JuliaNLSolvers / LineSearches.jl

Line search methods for optimization and root-finding
Other
120 stars 34 forks source link

Hager-Zhang converges incorrectly within Optim.ConjugateGradient due to flatness check #175

Open kbarros opened 5 months ago

kbarros commented 5 months ago

I found a case where the ConjugateGradient method of Optim.jl terminates early, at a non-stationary point, without raising an error. After some digging, the problem seems associated with LineSearches. I can't tell whether the actual bug is in in LineSearches, or in the way that Optim calls the Hager-Zhang line search. Your help in diagnosing this would be greatly appreciated.

Below is a simplified example illustrating how Hager-Zhang fails to converge correctly, given the (effective) parameters that are provided by Optim.jl:


using LineSearches

ϕ(c) = 3.042968312396456 - 832.4270136930788*c - 132807.15591801773*c^2 + 7.915421661743959e6*c^3 - 1.570284840040962e8*c^4 + 1.4221708747294645e9*c^5 - 5.970065591205604e9*c^6 + 9.405512899903618e9*c^7
dϕ(c) = -832.4270136930788 - 265614.31183603546*c + 2.3746264985231876e7*c^2 - 6.281139360163848e8*c^3 + 7.110854373647323e9*c^4 - 3.582039354723362e10*c^5 + 6.5838590299325325e10*c^6

function ϕdϕ(c)
    println("ϕ($c)=$(ϕ(c)), dϕ($c)=$(dϕ(c))")
    (ϕ(c), dϕ(c))
end

c0 = 0.2
ϕ0, dϕ0 = ϕdϕ(0)
println("  ^ Is it valid to evaluate these away from c0=0.2?")

ls = HagerZhang()
res = ls(ϕ, dϕ, ϕdϕ, c0, ϕ0, dϕ0)

The printed output of this code is:

ϕ(0)=3.042968312396456, dϕ(0)=-832.4270136930788
  ^ Is it valid to evaluate these away from c0=0.2?
ϕ(0.2)=3.117411287254072, dϕ(0.2)=-505.33622492291033
ϕ(0.1)=-3.503584823341612, dϕ(0.1)=674.947830358913
ϕ(0.055223623837016025)=0.5244246783084083, dϕ(0.055223623837016025)=738.3388472434362

Note that the final value c=0.055... is not a zero point of the derivative .

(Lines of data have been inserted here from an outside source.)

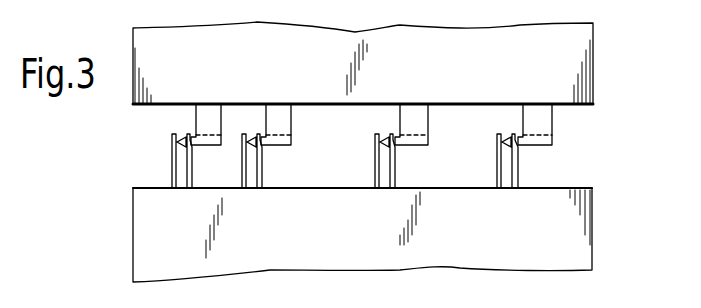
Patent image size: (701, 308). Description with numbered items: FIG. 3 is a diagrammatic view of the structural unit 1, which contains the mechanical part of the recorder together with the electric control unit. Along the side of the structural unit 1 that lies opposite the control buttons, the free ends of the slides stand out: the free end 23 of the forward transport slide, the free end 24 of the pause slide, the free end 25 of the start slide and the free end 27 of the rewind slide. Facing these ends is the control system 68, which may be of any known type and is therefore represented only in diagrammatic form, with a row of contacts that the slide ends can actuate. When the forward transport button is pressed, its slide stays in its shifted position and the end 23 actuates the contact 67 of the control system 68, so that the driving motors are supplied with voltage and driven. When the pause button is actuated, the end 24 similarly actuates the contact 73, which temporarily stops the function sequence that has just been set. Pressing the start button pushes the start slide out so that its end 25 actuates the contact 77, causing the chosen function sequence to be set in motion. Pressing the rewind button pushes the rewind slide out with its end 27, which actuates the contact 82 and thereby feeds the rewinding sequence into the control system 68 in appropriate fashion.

The structural unit 1 is at (604, 62).
The free end of forward transport slide 23 is at (210, 114).
The free end of pause slide 24 is at (277, 114).
The free end of start slide 25 is at (410, 114).
The free end of rewind slide 27 is at (540, 113).
The contact 67 is at (176, 166).
The contact 73 is at (250, 170).
The contact 77 is at (385, 170).
The contact 82 is at (503, 170).
The control system 68 is at (346, 244).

The HZ line search terminates early because this "flatness" condition is hit: https://github.com/JuliaNLSolvers/LineSearches.jl/blob/master/src/hagerzhang.jl#L282-L285

However, it's not clear to me whether the underlying problem is the HZ flatness condition, or the way that the call to method.linesearch! is made in Optim: https://github.com/JuliaNLSolvers/Optim.jl/blob/master/src/utilities/perform_linesearch.jl#L41-L60).

Is it OK that the values of phi_0, dphi_0 were calculated for alpha == 0 and not state.alpha == 0.2?

To fix the bug, therefore, it seems that there are two possibilities:

  1. The HZ flatness condition needs to be modified.
  2. In Optim, prior to calling method.linesearch!, the values of phi_0, dphi_0 should be recalculated for the newly guessed state.alpha.

Thanks in advance.

pkofod commented 5 months ago

See also https://github.com/JuliaNLSolvers/LineSearches.jl/pull/174

cc @mateuszbaran seems like it's another problem related to the flatness detection

kbarros commented 5 months ago

Thanks, this looks very similar, I will move the discussion there.

timholy commented 1 week ago

Note that the final value c=0.055... is not a zero point of the derivative dϕ.

It's not expected to be. Essentially all modern optimizers perform approximate line search. See, e.g., the Wolfe conditions.

That said, returning α = 0 is not OK.